In a previous study, we developed a novel mouse model for colitis-related carcinogenesis, utilizing a single dose of azoxymethane (AOM) followed by dextran sodium sulfate (DSS) in drinking water. In the present study, we investigated whether colonic neoplasms can be developed in mice initiated with a single injection of another genotoxic colonic carcinogen 1,2-dimethylhydrazine (DMH), instead of AOM and followed by exposure of DSS in drinking water. Male crj: CD-1 (ICR) mice were given a single intraperitoneal administration (10, 20 or 40 mg/kg body weight) of DMH and 1-week oral exposure (2% in drinking water) of a non-genotoxic carcinogen, DSS. All animals were killed at week 20, histological alterations and immunohistochemical expression of beta-catenin, cyclooxygenase (COX-2) and inducible nitric oxide synthase (iNOS) were examined in induced colonic epithelial lesions (colonic dysplasias and neoplasms).
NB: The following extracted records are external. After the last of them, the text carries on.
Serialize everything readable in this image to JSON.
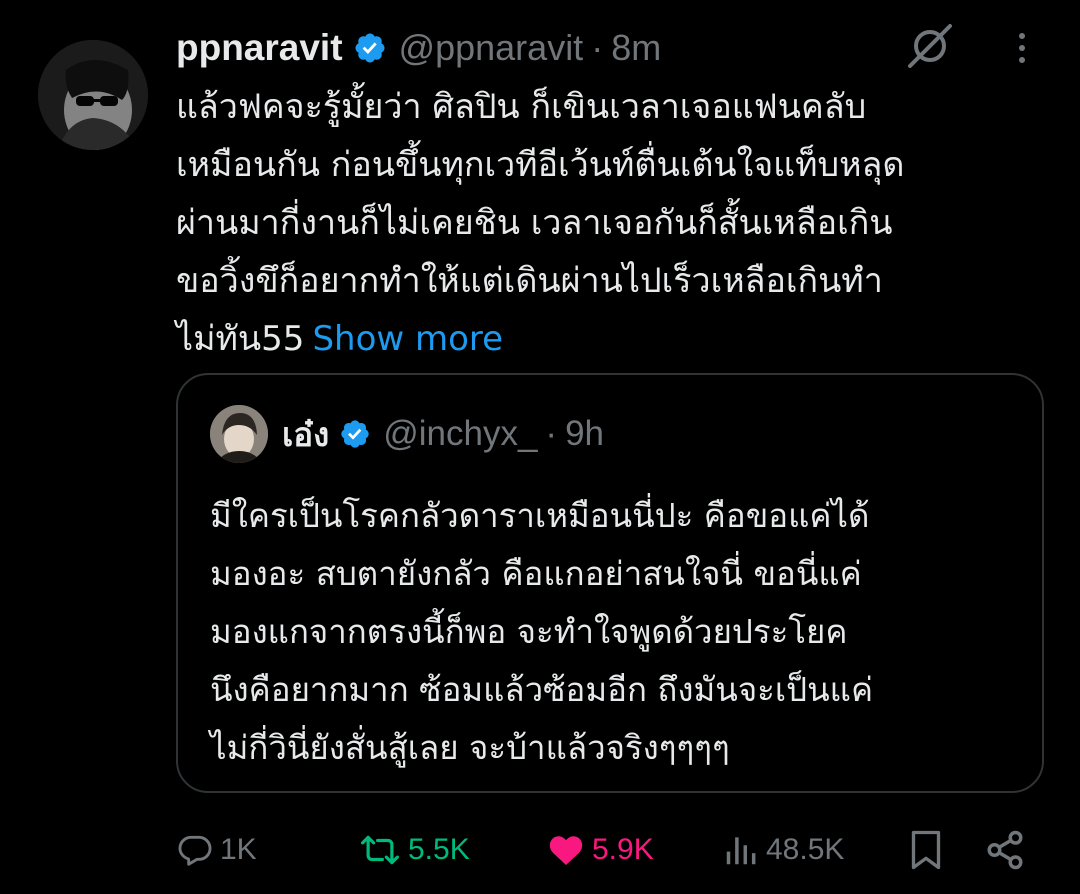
{
  "post": {
    "author": {
      "display_name": "ppnaravit",
      "handle": "@ppnaravit",
      "verified": true,
      "time": "8m"
    },
    "text_lines": [
      "แล้วฟคจะรู้มั้ยว่า ศิลปิน ก็เขินเวลาเจอแฟนคลับ",
      "เหมือนกัน ก่อนขึ้นทุกเวทีอีเว้นท์ตื่นเต้นใจแท็บหลุด",
      "ผ่านมากี่งานก็ไม่เคยชิน เวลาเจอกันก็สั้นเหลือเกิน",
      "ขอวิ้งขึก็อยากทำให้แต่เดินผ่านไปเร็วเหลือเกินทำ",
      "ไม่ทัน55"
    ],
    "show_more_label": "Show more",
    "separator": "·"
  },
  "quote": {
    "author": {
      "display_name": "เอ๋ง",
      "handle": "@inchyx_",
      "verified": true,
      "time": "9h"
    },
    "text_lines": [
      "มีใครเป็นโรคกลัวดาราเหมือนนี่ปะ คือขอแค่ได้",
      "มองอะ สบตายังกลัว คือแกอย่าสนใจนี่ ขอนี่แค่",
      "มองแกจากตรงนี้ก็พอ จะทำใจพูดด้วยประโยค",
      "นึงคือยากมาก ซ้อมแล้วซ้อมอีก ถึงมันจะเป็นแค่",
      "ไม่กี่วินี่ยังสั่นสู้เลย จะบ้าแล้วจริงๆๆๆๆ"
    ]
  },
  "actions": {
    "replies": "1K",
    "reposts": "5.5K",
    "likes": "5.9K",
    "views": "48.5K"
  },
  "colors": {
    "background": "#000000",
    "text": "#e7e9ea",
    "muted": "#71767b",
    "link": "#1d9bf0",
    "verified": "#1d9bf0",
    "repost_active": "#00ba7c",
    "like_active": "#f91880",
    "border": "#2f3336"
  },
  "icons": {
    "verified": "verified-badge-icon",
    "grok": "grok-icon",
    "more": "more-vertical-icon",
    "reply": "reply-icon",
    "repost": "repost-icon",
    "like": "heart-icon",
    "views": "views-icon",
    "bookmark": "bookmark-icon",
    "share": "share-icon"
  }
}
Also, the beta-catenin gene mutations in paraffin-embedded colonic adenocarcinomas were analyzed by the single strand conformation polymorphism method, restriction enzyme fragment length polymorphism and direct sequencing. The incidences of colonic neoplasms with dysplastic lesions developed were 100% with 2.29+/-0.95 multiplicity, and 100% with 10.38+/-4.00 multiplicity in mice given DMH at doses of 10 mg/kg or 20 mg/kg and 2%DSS, respectively. Although approximately half of the mice given DMH at a dose of 40 mg/kg bodyweight were dead after 2-3 days after the injection, mice who received DMH 40 mg/kg and 2%DSS had 100% incidence of colonic neoplasms with 9.75+/-6.29 multiplicity. Immunohistochemical investigation revealed that adnocarcinomas, induced by DMH at all doses and 2%DSS, showed positive reactivities against beta-catenin, COX-2 and iNOS. In DMH/DSS-induced adenocarcinomas, 10 of 11 (90.9%) adenocacrcinomas had beta-catenin gene mutations. Half of the mutations were detected at codon 37 or 41, encoding serine and threonine that are direct targets for phosphorylation by glycogen synthase kinase-3beta. The present results suggests that, as in the previously reported model (AOM/DSS) our experimental protocol, DMH initiation followed by DSS, may provide a novel and useful mouse model for investigating inflammation-related colon carcinogenesis and for identifying xenobiotics with modifying effects.

Figure 1

Representative macroscopic view of the colonc from group 2 (1,2‐dimethylhydrazine [DMH] 20 mg/kg body weight →2% dextran sodium sulfate [2%DSS]). Note the numerous polypoid tumors in the colon.

Figure 2

Histopathology of colonic neoplasms developed in mice. (a) adenocarcinoma (b) adenoma, and (c) dysplasia. Hematoxylin–eosion stain. Original magnification (a) ×4, (b) ×10, and (c) ×20.

Figure 3

Immunohistochemistry of (a) β‐catenin, (b) cyclooxygenase (COX‐2), and (c) nitric oxide synthase (iNOS), and immunofluorescent staining of β‐catenin in colonic adenocarcinoma in mice. Original magnification (a–c) ×10.

Figure 4

Polymerase chain reaction–single strand conformation polymorphism (PCR‐SSCP) analysis of the β‐catenin gene in mouse colon adenocarcinomas. 1,2‐Dimethylhydrazine/dextran sodium sulfate (DMH/DSS)‐induced mouse colon adenocarcinomas (lanes 1–11). Lanes 1–3: DMH (10 mg/kg body weight)/DSS‐induced mouse colon adenocarcinoma samples. Lanes 4–11: DMH (20 mg/kg body weight)/DSS‐induced mouse colon adenocarcinoma samples. Lane N_D: DMH (20 mg/kg body weight)‐induced mouse colon mucosa sample. Lane N_C: negative control mouse colon mucosa sample. Arrowheads indicate tumor‐specific bands.

Figure 5

Restriction fragment length polymorphism (RFLP) analysis of the β‐catenin gene in mouse colon adenocarcinomas. Lanes 1–11: 1,2‐dimethylhydrazine/dextran sodium sulfate (DMH/DSS)‐induced mouse colon adenocarcinomas samples. Lanes 1–3: DMH (10 mg/kg bodyweight)/DSS‐induced mouse colon adenocarcinoma samples. Lanes 4–11: DMH (20 mg/kg body weight)/DSS‐induced mouse colon adenocarcinoma samples. Lane M: DNA size markers. Lane N: Negative control mouse colon mucosa sample. Arrowheads indicate tumor‐specific bands.